N.M : L’un de mes arguments pour justifier de ma participation à ce concours était de rappeler que ma thèse est financée à la fois par l’
Inserm (Institut national de la santé et de la recherche médicale) et par la région Auvergne. Autant dire que je suis rémunérée grâce aux impôts de nos concitoyens. Il était donc important pour moi de rendre des comptes d’une certaine manière et de montrer que les chercheurs ne font pas rien, comme on l’entend trop souvent. Il faut prendre conscience que la recherche, c’est long et compliqué. Les thésards travaillent trois ans sur une thématique pour laquelle ils obtiennent un petit résultat qui apporte une goûte d’eau dans un océan. Mais d’autres doctorants poursuivent le travail jusqu’à obtenir des résultats conséquents. Trouver un vaccin contre le virus du Sida peut effectivement prendre des années. Il est donc essentiel de continuer à financer la recherche fondamentale en l'occurrence, sans quoi il n’y a pas d’avancées, donc pas de traitements. Et si ce concours permet de donner une bonne image des doctorants, c’est une bonne chose.

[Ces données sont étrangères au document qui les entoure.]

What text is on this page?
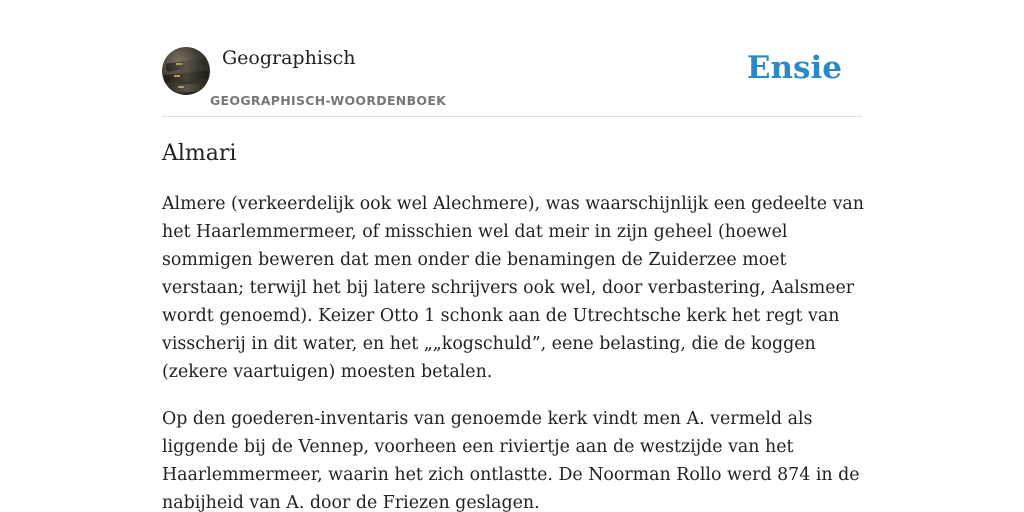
Geographisch
GEOGRAPHISCH-WOORDENBOEK
Ensie
Almari

Almere (verkeerdelijk ook wel Alechmere), was waarschijnlijk een gedeelte van het Haarlemmermeer, of misschien wel dat meir in zijn geheel (hoewel sommigen beweren dat men onder die benamingen de Zuiderzee moet verstaan; terwijl het bij latere schrijvers ook wel, door verbastering, Aalsmeer wordt genoemd). Keizer Otto 1 schonk aan de Utrechtsche kerk het regt van visscherij in dit water, en het „„kogschuld”, eene belasting, die de koggen (zekere vaartuigen) moesten betalen.

Op den goederen-inventaris van genoemde kerk vindt men A. vermeld als liggende bij de Vennep, voorheen een riviertje aan de westzijde van het Haarlemmermeer, waarin het zich ontlastte. De Noorman Rollo werd 874 in de nabijheid van A. door de Friezen geslagen.
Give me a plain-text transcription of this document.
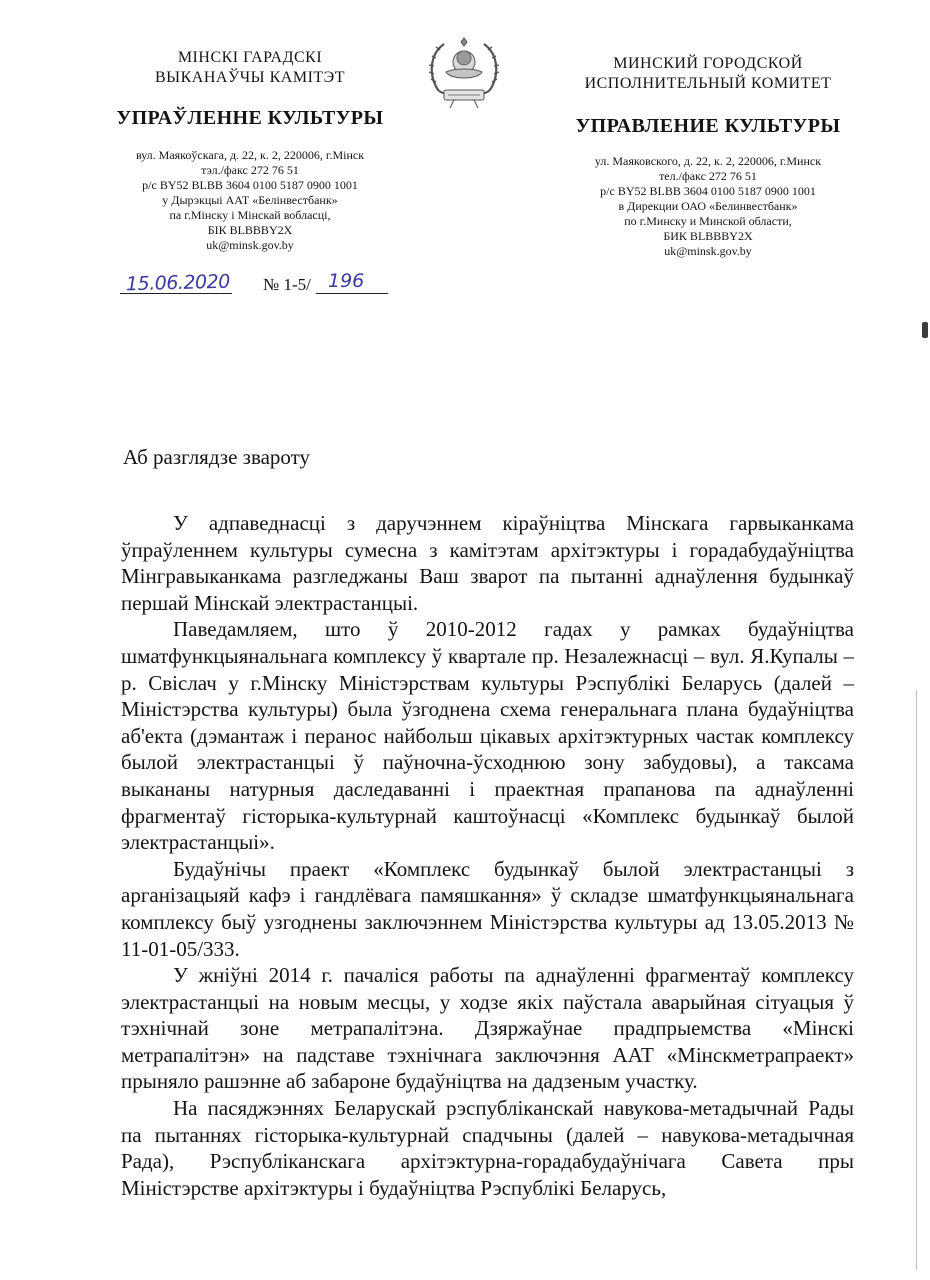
МІНСКІ ГАРАДСКІ
ВЫКАНАЎЧЫ КАМІТЭТ
УПРАЎЛЕННЕ КУЛЬТУРЫ
вул. Маякоўскага, д. 22, к. 2, 220006, г.Мінск
тэл./факс 272 76 51
р/с BY52 BLBB 3604 0100 5187 0900 1001
у Дырэкцыі ААТ «Белінвестбанк»
па г.Мінску і Мінскай вобласці,
БІК BLBBBY2X
uk@minsk.gov.by
МИНСКИЙ ГОРОДСКОЙ
ИСПОЛНИТЕЛЬНЫЙ КОМИТЕТ
УПРАВЛЕНИЕ КУЛЬТУРЫ
ул. Маяковского, д. 22, к. 2, 220006, г.Минск
тел./факс 272 76 51
р/с BY52 BLBB 3604 0100 5187 0900 1001
в Дирекции ОАО «Белинвестбанк»
по г.Минску и Минской области,
БИК BLBBBY2X
uk@minsk.gov.by
15.06.2020 № 1-5/ 196
Аб разглядзе звароту

У адпаведнасці з даручэннем кіраўніцтва Мінскага гарвыканкама ўпраўленнем культуры сумесна з камітэтам архітэктуры і горадабудаўніцтва Мінгравыканкама разгледжаны Ваш зварот па пытанні аднаўлення будынкаў першай Мінскай электрастанцыі.

Паведамляем, што ў 2010-2012 гадах у рамках будаўніцтва шматфункцыянальнага комплексу ў квартале пр. Незалежнасці – вул. Я.Купалы – р. Свіслач у г.Мінску Міністэрствам культуры Рэспублікі Беларусь (далей – Міністэрства культуры) была ўзгоднена схема генеральнага плана будаўніцтва аб'екта (дэмантаж і перанос найбольш цікавых архітэктурных частак комплексу былой электрастанцыі ў паўночна-ўсходнюю зону забудовы), а таксама выкананы натурныя даследаванні і праектная прапанова па аднаўленні фрагментаў гісторыка-культурнай каштоўнасці «Комплекс будынкаў былой электрастанцыі».

Будаўнічы праект «Комплекс будынкаў былой электрастанцыі з арганізацыяй кафэ і гандлёвага памяшкання» ў складзе шматфункцыянальнага комплексу быў узгоднены заключэннем Міністэрства культуры ад 13.05.2013 № 11-01-05/333.

У жніўні 2014 г. пачаліся работы па аднаўленні фрагментаў комплексу электрастанцыі на новым месцы, у ходзе якіх паўстала аварыйная сітуацыя ў тэхнічнай зоне метрапалітэна. Дзяржаўнае прадпрыемства «Мінскі метрапалітэн» на падставе тэхнічнага заключэння ААТ «Мінскметрапраект» прыняло рашэнне аб забароне будаўніцтва на дадзеным участку.

На пасяджэннях Беларускай рэспубліканскай навукова-метадычнай Рады па пытаннях гісторыка-культурнай спадчыны (далей – навукова-метадычная Рада), Рэспубліканскага архітэктурна-горадабудаўнічага Савета пры Міністэрстве архітэктуры і будаўніцтва Рэспублікі Беларусь,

Cette année, il y a parité parfaite entre les candidats féminins et masculins et une majorité de chercheuses compose le jury, présidé par le mathématicien Cédric Villani. Mais les dernières études statistiques montrent que les sciences restent encore un monde très masculin (un tiers de femmes en 2014). Est-ce que ce type d’événement est un moyen pour les chercheuses de se faire une place et de gagner en visibilité ?

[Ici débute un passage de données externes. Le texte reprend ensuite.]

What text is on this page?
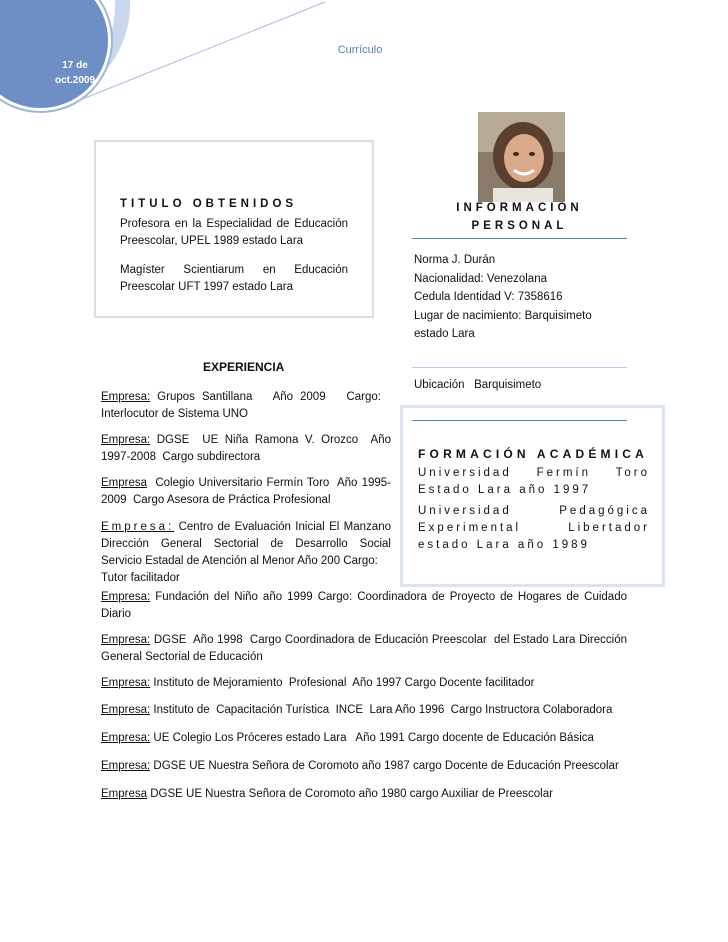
17 de
oct.2009
Currículo
TITULO OBTENIDOS
Profesora en la Especialidad de Educación Preescolar, UPEL 1989 estado Lara
Magíster Scientiarum en Educación Preescolar UFT 1997 estado Lara
INFORMACION
PERSONAL
Norma J. Durán
Nacionalidad: Venezolana
Cedula Identidad V: 7358616
Lugar de nacimiento: Barquisimeto
estado Lara
Ubicación   Barquisimeto
FORMACIÓN ACADÉMICA
Universidad Fermín Toro Estado Lara año 1997
Universidad Pedagógica Experimental Libertador estado Lara año 1989
EXPERIENCIA
Empresa: Grupos Santillana   Año 2009   Cargo: Interlocutor de Sistema UNO
Empresa: DGSE  UE Niña Ramona V. Orozco  Año 1997-2008  Cargo subdirectora
Empresa  Colegio Universitario Fermín Toro  Año 1995-2009  Cargo Asesora de Práctica Profesional
Empresa: Centro de Evaluación Inicial El Manzano Dirección General Sectorial de Desarrollo Social Servicio Estadal de Atención al Menor Año 200 Cargo:
Tutor facilitador
Empresa: Fundación del Niño año 1999 Cargo: Coordinadora de Proyecto de Hogares de Cuidado Diario
Empresa: DGSE  Año 1998  Cargo Coordinadora de Educación Preescolar  del Estado Lara Dirección General Sectorial de Educación
Empresa: Instituto de Mejoramiento  Profesional  Año 1997 Cargo Docente facilitador
Empresa: Instituto de  Capacitación Turística  INCE  Lara Año 1996  Cargo Instructora Colaboradora
Empresa: UE Colegio Los Próceres estado Lara   Año 1991 Cargo docente de Educación Básica
Empresa: DGSE UE Nuestra Señora de Coromoto año 1987 cargo Docente de Educación Preescolar
Empresa DGSE UE Nuestra Señora de Coromoto año 1980 cargo Auxiliar de Preescolar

N.M : Je pense que ce concours donne une visibilité aux femmes en sciences qui souffrent plus que les hommes dans le monde de la recherche. Il est plus difficile pour une femme de prendre des décisions ou d’accéder à des postes à responsabilités. J’ai même lu que les chercheuses manqueraient d’ambition ! Dans mon laboratoire, il y a 90% de femmes. Est-ce parce qu’on traite de la douleur, des migraines, qui est peut-être une thématique qui parle plus aux femmes ? Ou parce que notre directeur préfère travailler avec des chercheuses ! Pour l’instant, je ne me sens pas lésée en tant que femme. Mais j’ai conscience que tout peut basculer, comme c’est le cas pour d’autres doctorantes, notamment celles qui ont une vie de famille. Avoir des enfants risque d’entraver ma recherche d’emploi. Mais je ne vais pas m’empêcher de vivre ma vie de femme et de fonder une famille. Si ça ne convient pas, je ferai autre chose de ma vie.